Woo!  Cubs fever.  Catch it.  And die.

You may know Pythagoras as a greek philosopher and mathematician from the sixth century BC (before Cubs), who developed a theorem about right triangles where a squared plus b squared equals c squared, then modestly named it after himself.

But Pythagoras was also the first sabermetrician, and he invented a wins expectancy chart based on a teams runs scored and runs allowed.  The Cubs, at this writing are 22-30, but according to Pythagoras they should be 27-25.  That’s right, our merry band of misfits should have a winning record.  Any team giving regular at bats to Luis Valbuena and Nate Schierholtz can’t help but be terrific.

The Cubs are the only team in baseball who have scored more runs than they’ve allowed that does not have a winning record.

They lead the NL in doubles, are third in homers, third in extra base hits, third in slugging and fifth in stolen bases.

They are seventh in ERA, but have allowed the fewest hits in the league.  Their problems are that they walk too many guys (fifth most), and don’t walk themselves (dead last).  They’re not last in on base average, but they can see it from where they are (fourth worst).

So what does this all mean?  Over the course of the season they should get closer and closer to .500, and dare we expect they might get over it?

Let’s not get carried away.  They don’t beat good teams.  They are 5-17 combined against Pissburgh, Cincinnati, San Francisco and Atlanta.  They’ve only played St.

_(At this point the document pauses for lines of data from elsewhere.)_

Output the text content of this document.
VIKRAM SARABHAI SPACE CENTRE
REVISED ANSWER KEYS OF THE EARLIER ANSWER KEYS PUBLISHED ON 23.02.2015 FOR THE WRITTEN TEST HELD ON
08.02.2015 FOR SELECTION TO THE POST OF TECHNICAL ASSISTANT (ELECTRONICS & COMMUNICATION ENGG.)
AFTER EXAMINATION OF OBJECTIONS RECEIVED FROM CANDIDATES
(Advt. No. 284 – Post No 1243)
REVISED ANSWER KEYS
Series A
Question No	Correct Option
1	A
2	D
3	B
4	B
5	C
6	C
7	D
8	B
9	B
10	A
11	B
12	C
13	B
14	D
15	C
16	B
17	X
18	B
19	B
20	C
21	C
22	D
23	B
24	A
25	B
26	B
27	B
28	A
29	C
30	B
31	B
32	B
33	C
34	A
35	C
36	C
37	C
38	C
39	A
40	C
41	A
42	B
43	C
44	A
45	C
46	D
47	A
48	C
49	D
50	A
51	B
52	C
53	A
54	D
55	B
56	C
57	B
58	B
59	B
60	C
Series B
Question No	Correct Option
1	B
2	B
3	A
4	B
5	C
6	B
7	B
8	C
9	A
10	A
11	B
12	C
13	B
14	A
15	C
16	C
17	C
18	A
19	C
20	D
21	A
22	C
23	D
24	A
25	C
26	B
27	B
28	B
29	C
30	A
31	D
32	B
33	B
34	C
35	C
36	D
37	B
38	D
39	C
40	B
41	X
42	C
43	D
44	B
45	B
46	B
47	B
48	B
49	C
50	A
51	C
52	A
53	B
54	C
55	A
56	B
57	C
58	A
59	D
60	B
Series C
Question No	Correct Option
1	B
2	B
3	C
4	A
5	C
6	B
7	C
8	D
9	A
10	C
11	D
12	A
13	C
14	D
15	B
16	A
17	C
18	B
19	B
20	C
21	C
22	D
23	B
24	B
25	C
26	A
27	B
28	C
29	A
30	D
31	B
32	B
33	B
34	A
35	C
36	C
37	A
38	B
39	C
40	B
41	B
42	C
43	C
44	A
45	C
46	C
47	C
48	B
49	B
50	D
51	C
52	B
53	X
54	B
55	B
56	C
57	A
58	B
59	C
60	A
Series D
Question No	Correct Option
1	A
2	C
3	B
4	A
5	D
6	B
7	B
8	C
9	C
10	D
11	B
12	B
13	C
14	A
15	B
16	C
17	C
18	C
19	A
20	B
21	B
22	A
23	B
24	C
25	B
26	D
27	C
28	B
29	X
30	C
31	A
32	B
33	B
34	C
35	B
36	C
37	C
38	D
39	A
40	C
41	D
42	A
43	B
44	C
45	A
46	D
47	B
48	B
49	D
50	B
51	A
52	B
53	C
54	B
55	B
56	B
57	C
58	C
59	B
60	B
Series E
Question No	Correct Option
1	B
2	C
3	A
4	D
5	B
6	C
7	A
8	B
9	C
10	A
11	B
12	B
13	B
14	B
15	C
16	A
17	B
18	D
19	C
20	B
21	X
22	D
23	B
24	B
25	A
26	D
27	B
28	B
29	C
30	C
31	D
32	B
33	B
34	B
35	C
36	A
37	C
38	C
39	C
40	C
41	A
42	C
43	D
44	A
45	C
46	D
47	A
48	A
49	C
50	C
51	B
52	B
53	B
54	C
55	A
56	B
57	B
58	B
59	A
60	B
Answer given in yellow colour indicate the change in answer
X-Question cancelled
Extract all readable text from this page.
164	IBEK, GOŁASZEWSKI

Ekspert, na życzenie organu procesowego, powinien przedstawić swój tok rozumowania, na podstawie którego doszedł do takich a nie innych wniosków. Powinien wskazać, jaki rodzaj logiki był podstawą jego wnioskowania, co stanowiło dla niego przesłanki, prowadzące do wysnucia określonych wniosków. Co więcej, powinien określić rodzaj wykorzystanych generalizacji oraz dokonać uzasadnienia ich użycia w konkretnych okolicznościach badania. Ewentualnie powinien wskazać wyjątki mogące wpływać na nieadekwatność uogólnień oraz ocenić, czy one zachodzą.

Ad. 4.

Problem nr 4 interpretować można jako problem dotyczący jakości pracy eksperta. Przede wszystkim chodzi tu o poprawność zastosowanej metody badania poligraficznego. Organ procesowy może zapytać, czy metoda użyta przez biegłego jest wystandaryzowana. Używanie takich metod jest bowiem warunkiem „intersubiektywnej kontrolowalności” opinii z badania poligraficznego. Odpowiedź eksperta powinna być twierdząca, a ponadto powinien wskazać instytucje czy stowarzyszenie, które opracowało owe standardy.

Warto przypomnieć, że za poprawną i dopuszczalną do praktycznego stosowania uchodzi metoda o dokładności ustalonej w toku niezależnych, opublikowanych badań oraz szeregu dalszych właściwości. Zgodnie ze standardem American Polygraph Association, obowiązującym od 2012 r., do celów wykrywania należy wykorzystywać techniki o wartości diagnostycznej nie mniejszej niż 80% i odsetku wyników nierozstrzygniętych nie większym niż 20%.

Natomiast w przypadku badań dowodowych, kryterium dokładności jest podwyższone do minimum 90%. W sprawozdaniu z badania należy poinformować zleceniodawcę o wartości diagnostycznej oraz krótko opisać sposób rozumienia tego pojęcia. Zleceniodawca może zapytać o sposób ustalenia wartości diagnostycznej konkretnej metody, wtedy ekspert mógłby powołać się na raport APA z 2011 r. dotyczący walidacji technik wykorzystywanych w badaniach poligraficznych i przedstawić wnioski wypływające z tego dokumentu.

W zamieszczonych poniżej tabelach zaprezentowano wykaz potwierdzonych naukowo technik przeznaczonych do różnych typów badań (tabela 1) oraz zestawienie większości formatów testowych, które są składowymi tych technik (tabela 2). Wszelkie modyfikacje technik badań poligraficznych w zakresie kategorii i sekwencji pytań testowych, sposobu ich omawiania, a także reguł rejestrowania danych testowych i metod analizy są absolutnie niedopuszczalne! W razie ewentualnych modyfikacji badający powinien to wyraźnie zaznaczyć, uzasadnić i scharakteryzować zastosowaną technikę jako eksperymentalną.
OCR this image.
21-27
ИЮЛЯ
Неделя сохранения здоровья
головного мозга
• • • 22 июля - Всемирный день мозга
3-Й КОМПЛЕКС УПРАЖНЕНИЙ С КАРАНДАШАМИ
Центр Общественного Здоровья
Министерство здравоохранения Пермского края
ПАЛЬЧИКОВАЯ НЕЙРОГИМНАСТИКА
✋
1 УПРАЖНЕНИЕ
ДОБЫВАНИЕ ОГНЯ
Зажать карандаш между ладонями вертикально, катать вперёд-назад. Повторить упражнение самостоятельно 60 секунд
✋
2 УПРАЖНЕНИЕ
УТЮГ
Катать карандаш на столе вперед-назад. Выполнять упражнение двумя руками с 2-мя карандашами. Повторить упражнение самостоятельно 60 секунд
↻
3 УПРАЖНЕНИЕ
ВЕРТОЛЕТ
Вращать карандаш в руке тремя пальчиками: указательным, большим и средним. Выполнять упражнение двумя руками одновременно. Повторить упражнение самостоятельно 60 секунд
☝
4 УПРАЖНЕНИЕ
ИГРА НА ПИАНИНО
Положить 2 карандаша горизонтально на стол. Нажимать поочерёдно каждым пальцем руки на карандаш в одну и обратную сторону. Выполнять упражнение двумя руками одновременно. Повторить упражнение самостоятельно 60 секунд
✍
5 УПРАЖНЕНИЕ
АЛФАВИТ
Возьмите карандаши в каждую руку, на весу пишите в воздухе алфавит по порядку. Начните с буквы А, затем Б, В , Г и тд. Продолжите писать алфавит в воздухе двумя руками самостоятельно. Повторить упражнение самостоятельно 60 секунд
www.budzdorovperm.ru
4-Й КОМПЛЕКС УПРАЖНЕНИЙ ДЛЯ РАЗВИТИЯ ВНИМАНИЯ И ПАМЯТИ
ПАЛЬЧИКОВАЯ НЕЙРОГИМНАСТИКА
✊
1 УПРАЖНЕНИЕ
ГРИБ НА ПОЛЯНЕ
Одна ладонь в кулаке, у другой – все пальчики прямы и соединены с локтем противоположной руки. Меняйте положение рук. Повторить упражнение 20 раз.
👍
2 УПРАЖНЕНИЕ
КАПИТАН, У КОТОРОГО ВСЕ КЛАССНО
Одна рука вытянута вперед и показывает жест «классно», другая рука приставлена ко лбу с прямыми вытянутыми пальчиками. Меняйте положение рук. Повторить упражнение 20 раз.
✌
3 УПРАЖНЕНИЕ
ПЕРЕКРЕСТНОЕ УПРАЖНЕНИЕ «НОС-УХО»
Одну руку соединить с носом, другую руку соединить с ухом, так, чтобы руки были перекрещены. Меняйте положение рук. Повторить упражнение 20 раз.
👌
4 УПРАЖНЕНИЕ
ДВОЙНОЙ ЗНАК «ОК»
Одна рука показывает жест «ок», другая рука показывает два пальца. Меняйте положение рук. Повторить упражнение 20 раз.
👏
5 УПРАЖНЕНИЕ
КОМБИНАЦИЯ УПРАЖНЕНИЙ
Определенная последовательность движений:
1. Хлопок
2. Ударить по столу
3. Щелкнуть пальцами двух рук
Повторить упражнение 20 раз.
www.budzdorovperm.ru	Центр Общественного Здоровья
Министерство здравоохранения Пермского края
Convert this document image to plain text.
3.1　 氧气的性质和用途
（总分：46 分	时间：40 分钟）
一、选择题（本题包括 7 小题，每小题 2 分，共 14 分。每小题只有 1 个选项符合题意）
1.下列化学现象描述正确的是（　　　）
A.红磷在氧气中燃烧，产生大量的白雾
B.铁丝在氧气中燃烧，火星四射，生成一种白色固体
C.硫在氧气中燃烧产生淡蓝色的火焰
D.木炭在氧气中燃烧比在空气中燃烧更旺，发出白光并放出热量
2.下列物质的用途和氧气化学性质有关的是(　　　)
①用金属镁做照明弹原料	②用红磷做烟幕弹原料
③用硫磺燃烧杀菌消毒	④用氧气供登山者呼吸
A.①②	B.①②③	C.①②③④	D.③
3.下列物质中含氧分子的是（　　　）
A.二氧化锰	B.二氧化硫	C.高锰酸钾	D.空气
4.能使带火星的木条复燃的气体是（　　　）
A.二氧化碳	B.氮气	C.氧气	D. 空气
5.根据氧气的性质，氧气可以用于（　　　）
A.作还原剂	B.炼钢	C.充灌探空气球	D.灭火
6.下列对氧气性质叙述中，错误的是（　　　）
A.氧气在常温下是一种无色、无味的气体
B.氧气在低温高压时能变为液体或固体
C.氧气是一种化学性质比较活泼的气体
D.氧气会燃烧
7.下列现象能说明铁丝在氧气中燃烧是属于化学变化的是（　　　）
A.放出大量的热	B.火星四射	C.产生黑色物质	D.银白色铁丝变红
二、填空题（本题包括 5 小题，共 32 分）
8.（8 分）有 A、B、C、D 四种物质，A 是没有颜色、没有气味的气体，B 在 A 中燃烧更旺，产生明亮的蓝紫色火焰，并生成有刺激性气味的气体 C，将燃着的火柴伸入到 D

Louis twice.  They did play well against the Rangers and Nationals, but they can’t beat the Brewers (1-4) and everybody else hammers the pathetic, last place Brewers.

We know why they lose.  They don’t consistently get runners on, the bullpen until very recently was atrocious and they are tied for second in errors and second in worst fielding percentage.

They are, however, strangely fun to watch.  They just seem like a really good bunch of guys who play hard.  Good starting pitching makes teams appear more competitive and competent than maybe they really are.

What we’re not so sure about though, is if Dale Sveum is a complete dumb shit or not.  I tend to lean in the direction of him being a full-blown idiot.  Baseball managers don’t need to be Rhodes Scholars, but even for this historically genius bunch, Dale seems a bit slow.  He says really stupid stuff like that Luis Valbuena was on pace for 30 homers when he would have needed an extra 50 games or so for that to be true.  That Travis Wood is the best pitcher in baseball.  He mangles the English language on a regular basis.  Not that my beloved Lou Piniella didn’t do that, but nobody with a brain doubted that Lou knew his baseball stuff.

The Cubs have been so talent bereft the last two years there’s no real way to knowing if Dale is doing a great job, a lousy job or somewhere in between.  I just can’t shake the idea that he was hired to get the Cubs through the rebuilding years only to be replaced by a real manager.

Or, maybe Pythagoras is just full of shit.